Are Political Betting Markets Failing Or Gaining?

political-betting-marketsPolitical betting markets took a lot of heat for their solid prediction on the Brexit outcome – with a 25 percent predicted probability during the last week to the poll date, with the polls flipping from ‘Leaving’ to ‘Remaining’ on the very last day.

Predictions based on probability can and did fail and we need to look at why this happened to increase our chances in future. The prediction markets have heard a very reputable track record and people have come to trust and ever rely on them. Could this be the main source of the problem?

The thing is, political betting markets involve real money exchanges allowing any person above the age of 18 to buy or sell futures contracts on upcoming political events. This market has a long and rosy history. Perhaps the most memorable is the 1916 election where 10 million dollars were wagered, these translates to about 220 million dollars in 2016’s current value of the dollar.

In essence, a person can purchase a contract on the outcome like the democratic or Republican nominee to scoop the oncoming presidential election which is worth a dollar if the outcome is positive and 0 dollars if the outcome is negative.

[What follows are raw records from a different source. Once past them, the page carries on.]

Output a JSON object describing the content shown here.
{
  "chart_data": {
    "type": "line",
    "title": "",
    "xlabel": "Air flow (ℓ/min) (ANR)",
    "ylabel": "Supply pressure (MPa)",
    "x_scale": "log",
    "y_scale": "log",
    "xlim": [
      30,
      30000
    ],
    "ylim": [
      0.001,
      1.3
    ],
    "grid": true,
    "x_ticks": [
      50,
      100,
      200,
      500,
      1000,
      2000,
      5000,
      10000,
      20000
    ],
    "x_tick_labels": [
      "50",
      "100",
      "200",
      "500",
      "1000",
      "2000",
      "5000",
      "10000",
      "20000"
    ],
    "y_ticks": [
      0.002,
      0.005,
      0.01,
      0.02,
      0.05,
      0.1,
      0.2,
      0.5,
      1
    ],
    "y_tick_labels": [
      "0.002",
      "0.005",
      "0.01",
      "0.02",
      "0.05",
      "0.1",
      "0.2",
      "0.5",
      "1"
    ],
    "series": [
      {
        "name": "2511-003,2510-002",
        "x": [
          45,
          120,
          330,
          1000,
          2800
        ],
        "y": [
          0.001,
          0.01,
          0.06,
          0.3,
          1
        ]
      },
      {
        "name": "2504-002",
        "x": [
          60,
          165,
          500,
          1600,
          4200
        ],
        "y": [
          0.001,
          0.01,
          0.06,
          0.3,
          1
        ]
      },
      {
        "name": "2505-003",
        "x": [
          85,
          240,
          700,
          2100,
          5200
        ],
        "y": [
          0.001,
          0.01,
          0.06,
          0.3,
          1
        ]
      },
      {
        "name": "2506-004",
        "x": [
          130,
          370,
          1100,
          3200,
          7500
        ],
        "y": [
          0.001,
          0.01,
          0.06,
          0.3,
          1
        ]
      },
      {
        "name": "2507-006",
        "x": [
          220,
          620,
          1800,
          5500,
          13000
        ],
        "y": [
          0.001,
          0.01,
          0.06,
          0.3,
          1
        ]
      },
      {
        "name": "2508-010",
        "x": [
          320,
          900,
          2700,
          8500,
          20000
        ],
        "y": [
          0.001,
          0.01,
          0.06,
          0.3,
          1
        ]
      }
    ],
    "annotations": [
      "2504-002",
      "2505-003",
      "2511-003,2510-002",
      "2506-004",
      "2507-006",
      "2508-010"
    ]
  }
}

The total price at which individuals are willing to purchase and sell such a contract is what is interpreted as the probability of the said outcome occurring. Political betting markets work because participants can access all the standard forecast data and other eccentric or dispersed data about the oncoming election and aggregate it with polling data and any other information that is relevant to the outcome, not forgetting their experience in the market.

Whether political betting markets are failing or gaining depends on what side of the coin you fall on. Are you on the winning or losing side?